都知事選で無党派層にもっとも支持され、2位に躍進した石丸伸二氏。1000人以上の政治家や企業経営者に話し方を教える岡本純子さんは「常に怒りながら叫び、3位に沈んだ蓮舫候補に比べ、コミュニケーション戦略の視点で石丸候補は卓越していた。ただ、さまざまな話術を駆使して有権者の心をわしづかみにしたが、一部メディア対応で見せた“本性”に引いてしまうファンも多いだろう」という――。

実はトランプに似ている「石丸ブーム」は一過性ものなのか

「何か政治にうねりを起こしてくれそうだから」

東京都知事選の投票日の前日、麻布十番の駅前で、ペットだというフクロウを手にして、石丸伸二候補の街頭演説を聞き入っていた若い女性は、彼を支持する理由をそう表現した。

都内各所で開かれた集会にはどこも多くの人が集まり、石丸氏に対して激励の声をかけるなど、熱心な「ファン」のような人も目立つ。「彼なら変えてくれるのでは」そんな熱い期待を持っている人が多いことがうかがえた。

コミュニケーション戦略の視点で分析すると、今回の「石丸現象」にはいくつもの要因が浮かび上がる。

① まずは、やはり、わかりやすい勧善懲悪のストーリーを作り上げたことだ。居眠りする安芸高田市議らを「老害」として描き出し、徹底した対決姿勢を見せることで、世直しのために声を上げる「正義の味方」としてのポジショニングを確立。そうしたやり取りを積極的にSNSで発信し、それが、政治の腐敗や長老支配にへきえきする若年層の心をとらえた。ファンが自発的に、映像を切り取り、石丸氏をヒーロー化・神格化するかのような動画を量産。それが瞬く間に、拡散していった。

② 今回の知事選も、同様の構図だ。今回の仮想敵はいわゆる「政治屋」。
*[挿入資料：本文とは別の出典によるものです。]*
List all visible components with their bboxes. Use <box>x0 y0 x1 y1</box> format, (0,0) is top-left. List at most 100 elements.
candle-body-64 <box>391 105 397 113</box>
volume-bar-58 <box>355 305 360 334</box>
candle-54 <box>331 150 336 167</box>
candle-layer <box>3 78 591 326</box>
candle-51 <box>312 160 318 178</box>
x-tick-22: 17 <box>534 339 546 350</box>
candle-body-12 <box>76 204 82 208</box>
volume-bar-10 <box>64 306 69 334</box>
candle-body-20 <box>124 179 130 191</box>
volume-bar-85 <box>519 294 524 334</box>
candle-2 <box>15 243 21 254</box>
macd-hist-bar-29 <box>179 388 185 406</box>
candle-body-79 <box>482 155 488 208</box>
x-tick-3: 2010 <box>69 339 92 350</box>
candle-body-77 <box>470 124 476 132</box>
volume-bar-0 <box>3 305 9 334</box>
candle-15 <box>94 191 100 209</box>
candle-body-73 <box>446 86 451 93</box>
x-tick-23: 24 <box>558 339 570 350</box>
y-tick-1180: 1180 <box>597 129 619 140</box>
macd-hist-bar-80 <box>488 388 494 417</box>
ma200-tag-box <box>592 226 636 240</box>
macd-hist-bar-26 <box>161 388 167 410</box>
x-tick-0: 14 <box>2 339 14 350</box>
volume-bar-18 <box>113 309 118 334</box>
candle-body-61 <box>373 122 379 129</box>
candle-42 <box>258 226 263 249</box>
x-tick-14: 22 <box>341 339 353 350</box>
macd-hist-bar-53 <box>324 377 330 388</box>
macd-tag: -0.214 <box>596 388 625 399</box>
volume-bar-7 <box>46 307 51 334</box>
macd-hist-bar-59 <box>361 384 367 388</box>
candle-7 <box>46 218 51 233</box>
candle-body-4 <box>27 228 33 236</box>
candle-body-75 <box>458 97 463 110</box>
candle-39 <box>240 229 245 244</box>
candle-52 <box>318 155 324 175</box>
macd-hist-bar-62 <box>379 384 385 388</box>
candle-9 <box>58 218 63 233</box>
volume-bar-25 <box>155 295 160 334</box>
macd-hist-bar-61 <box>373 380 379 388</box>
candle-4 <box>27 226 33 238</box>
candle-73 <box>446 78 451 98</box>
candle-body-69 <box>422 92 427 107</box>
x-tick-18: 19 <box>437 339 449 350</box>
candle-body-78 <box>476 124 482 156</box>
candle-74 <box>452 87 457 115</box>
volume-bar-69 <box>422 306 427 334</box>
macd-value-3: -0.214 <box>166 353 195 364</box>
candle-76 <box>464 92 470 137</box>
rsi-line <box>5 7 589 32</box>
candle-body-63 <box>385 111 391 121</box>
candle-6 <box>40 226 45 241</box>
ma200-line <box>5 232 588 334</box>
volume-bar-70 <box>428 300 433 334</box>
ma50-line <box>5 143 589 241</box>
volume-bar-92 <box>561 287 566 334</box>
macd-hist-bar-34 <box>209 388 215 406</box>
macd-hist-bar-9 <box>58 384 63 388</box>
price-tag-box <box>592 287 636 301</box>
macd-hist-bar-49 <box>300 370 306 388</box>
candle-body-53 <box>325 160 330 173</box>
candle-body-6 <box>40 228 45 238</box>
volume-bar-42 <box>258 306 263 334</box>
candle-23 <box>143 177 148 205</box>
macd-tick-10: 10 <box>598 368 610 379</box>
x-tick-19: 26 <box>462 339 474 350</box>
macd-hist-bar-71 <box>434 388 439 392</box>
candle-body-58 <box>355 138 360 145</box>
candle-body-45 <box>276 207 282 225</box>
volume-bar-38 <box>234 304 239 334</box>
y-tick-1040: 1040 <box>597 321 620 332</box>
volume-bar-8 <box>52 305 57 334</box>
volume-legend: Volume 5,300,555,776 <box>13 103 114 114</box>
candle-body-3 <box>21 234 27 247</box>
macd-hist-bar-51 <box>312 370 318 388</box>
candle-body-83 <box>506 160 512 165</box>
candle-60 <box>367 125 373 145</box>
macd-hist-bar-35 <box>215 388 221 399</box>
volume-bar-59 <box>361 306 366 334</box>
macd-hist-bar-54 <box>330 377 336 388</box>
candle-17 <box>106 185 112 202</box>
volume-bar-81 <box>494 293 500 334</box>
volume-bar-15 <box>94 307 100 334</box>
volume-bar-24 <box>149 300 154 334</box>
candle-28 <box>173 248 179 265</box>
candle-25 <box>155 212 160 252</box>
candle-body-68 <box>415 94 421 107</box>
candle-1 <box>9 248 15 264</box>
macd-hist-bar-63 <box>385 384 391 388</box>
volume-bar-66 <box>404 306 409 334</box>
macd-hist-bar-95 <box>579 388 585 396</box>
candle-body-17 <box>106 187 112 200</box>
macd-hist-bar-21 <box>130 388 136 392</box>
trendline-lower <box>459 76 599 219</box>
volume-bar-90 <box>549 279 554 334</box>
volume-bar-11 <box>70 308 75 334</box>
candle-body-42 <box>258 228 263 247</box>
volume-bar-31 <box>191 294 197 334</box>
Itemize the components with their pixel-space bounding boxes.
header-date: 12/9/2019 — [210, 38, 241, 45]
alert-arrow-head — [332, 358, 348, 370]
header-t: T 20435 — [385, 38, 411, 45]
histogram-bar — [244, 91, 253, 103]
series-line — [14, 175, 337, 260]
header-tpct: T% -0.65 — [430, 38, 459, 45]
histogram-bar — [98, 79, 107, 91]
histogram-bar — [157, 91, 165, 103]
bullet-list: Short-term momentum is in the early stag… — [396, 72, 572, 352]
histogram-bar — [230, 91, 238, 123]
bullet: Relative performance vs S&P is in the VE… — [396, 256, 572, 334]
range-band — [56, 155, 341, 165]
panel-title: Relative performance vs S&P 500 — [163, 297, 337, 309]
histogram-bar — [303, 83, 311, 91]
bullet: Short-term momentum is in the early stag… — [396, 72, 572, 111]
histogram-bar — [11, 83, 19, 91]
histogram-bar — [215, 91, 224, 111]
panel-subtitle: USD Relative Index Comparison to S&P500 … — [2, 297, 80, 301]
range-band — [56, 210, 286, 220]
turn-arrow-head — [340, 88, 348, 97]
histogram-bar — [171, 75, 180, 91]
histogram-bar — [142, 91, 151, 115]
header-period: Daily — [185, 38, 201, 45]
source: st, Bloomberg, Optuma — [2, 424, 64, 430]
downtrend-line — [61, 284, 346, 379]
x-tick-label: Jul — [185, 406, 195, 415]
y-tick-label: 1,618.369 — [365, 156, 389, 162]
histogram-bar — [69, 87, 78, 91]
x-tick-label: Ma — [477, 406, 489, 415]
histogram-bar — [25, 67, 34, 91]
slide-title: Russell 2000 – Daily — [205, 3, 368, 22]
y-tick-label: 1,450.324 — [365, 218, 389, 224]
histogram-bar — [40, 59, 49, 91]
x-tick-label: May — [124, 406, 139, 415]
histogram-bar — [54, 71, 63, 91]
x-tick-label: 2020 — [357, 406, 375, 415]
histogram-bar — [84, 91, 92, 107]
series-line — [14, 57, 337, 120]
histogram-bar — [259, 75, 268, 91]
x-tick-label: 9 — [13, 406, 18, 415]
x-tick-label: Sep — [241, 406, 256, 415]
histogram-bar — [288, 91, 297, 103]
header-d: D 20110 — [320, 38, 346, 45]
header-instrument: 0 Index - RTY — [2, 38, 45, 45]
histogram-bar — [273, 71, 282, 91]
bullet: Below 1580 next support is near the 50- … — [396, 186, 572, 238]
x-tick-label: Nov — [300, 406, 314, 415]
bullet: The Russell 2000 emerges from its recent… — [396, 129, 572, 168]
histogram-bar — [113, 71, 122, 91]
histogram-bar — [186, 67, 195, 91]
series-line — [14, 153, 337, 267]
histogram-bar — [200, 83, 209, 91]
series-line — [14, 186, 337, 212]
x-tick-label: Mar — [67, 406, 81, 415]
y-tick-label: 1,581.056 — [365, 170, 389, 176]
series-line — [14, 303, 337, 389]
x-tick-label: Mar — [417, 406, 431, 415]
そうした既得権益を持たない自分だけが、閉塞した事態を打開できる救世主であるかのように打ち出した。これはトランプが「自らは政治家ではなかった」「(大統領選出馬は)私利私欲のためではない」ことを強調した手法とよく似ている。

2011年2月10日、ワシントンD.C.のCPACで講演するドナルド・トランプ
2011年2月10日、ワシントンD.C.のCPACで講演するドナルド・トランプ(写真=Gage Skidmore/CC-BY-SA-3.0/Wikimedia Commons

③ アピールポイントは無党派層にも刺さりやすい「経済」だ。自分がエリート銀行員のアナリストとして、アメリカで経験を積んだこと、そして広島県の安芸高田市で市長を経験したことなどを挙げ、「経済」と「行政」を知る人間だとアピール。そのうえで、「経済を知る初の都知事として、東京を経済都市として成長させていきたい」と強調した。